Agreed I always thort it wierd that M$ don't have a tool to webify Access and scale it on sqlserver with no dev effort. You could charge what you like for that: if the data got big, the company got big. Great for lock-in. I'm glad, but always surprised, they didn't do it. If they had, appifying Access data would have been an earner a few years later too IMHO. Too late now: cool kids are app natives.


As others are pointing out, they have such a thing now in Power Apps (including "appifying") and the extended Power family.

But it's also not like Microsoft stopped trying to build such tools, they've had many fits and starts as priorities shifted and fads arrived and then faded away.

InfoPath tried to be it for the XML world (and preferably the XML world hosted by SharePoint).
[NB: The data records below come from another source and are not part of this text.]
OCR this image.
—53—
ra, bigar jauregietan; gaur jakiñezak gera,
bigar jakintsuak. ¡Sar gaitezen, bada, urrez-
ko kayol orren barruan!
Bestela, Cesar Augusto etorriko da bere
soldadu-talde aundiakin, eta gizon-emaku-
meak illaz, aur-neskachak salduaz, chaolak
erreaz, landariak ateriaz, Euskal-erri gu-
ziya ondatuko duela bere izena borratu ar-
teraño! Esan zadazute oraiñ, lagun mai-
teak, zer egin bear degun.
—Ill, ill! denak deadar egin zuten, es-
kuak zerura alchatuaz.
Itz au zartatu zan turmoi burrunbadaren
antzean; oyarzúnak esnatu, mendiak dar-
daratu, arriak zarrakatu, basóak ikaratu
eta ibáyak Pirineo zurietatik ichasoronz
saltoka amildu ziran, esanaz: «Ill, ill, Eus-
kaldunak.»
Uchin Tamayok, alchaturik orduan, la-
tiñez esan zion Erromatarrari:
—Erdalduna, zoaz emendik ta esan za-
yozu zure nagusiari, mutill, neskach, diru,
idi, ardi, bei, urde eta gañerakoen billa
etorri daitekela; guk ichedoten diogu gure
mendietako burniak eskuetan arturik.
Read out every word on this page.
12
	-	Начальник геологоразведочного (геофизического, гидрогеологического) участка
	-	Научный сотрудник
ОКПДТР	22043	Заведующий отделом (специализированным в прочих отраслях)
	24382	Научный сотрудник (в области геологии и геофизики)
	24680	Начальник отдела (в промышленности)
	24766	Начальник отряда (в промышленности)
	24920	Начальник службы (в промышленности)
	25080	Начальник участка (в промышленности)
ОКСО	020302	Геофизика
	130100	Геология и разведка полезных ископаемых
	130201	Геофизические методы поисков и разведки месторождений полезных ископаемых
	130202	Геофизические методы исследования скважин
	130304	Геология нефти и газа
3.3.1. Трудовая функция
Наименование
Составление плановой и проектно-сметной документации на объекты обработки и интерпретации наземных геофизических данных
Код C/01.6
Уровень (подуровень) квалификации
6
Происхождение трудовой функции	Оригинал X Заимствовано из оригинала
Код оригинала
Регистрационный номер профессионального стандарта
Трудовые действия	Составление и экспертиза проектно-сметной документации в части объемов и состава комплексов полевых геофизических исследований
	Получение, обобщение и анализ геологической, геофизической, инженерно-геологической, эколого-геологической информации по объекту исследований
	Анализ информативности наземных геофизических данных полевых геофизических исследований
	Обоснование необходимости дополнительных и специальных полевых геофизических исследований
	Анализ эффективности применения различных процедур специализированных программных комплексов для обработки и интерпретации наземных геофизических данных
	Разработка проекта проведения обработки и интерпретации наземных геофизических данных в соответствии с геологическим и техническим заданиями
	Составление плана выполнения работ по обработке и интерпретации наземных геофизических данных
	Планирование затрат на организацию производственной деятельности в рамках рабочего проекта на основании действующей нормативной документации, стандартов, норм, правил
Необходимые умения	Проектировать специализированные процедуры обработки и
SharePoint itself has always dabbled in trying to be a company's low dev solution for a lot information management/database stuff. The low dev stuff some companies have done in SharePoint Lists, for example, is wild. (A lot of the reason developers fear/hate SharePoint is the exact same "things I've seen" feeling from Access, with the added fun of upgrade issues of any modern CMS like WordPress. For most of its life Access maintained a lot of compatibility between versions until it stopped and changed file formats three times in a couple versions.)


I tried appifying my sharepoint lists and it really didn't give a better user experience than just running the sharepoint app on my phone.


Access does have a "Convert To SQL Server" button (though they never got the web stuff going)


They do now. It's called Power Apps and it's part of Office 365.


Have a look at the M365 Power Platform and Microsoft Dataverse.


Since 2010 you could deploy Access as a web app to Sharepoint. It probably still works.

https://support.microsoft.com/en-us/office/build-and-publish...

Also you can use Access as a frontend to any ODBC database such as Postgres.


Yeah, in theory. Really, it would be fantastic to be able to develop CRUD web apps as quickly as Access allows desktop CRUD development.


Access is essentially a GUI on top of random database system (so long as you have ODBC driver or later ADO driver, it could use it).

You can build impressive applications with it, and frankly it took web-first development era to do anything to it.


It's about the UI capabilities you are getting.


> Bad acquisitions were another one, with Borland buying dBase and Microsoft buying FoxBase

Amen. Add also Nantucket (Clipper) being acquired by CA (Computer Associates) which pretty much killed Clipper.


Quick shoutout to xHarbour and Harbour - the open-source, commercially-supported versions of Clipper. https://github.com/harbour/core

The projects are still going strong and many years ago I had ported a huge Clipper project into Harbour and had it working well across a 20 node network with both Clipper and Harbour binaries working simultaneously on the same database.

These days every time I make another web application I wish for the simplicity of xBase. But there is some core truth about application development hidden there that is lost to me now.


Thanks for posting. I was a Clipper app developer in the 80's and early 90's, and seeing my old friends TBColumn() and TBrowse() just gave me a rush of nostalgia :)


Yep, Visual Object had nothing to do with Clipper experience.


My parents' small business had all kinds of reporting views (one would print envelopes) from their Lotus Approach database. It's been quite the downgrade to migrate to Excel from this. (Access, wherever it exists, it's just not as simple as GUI desktop DBs).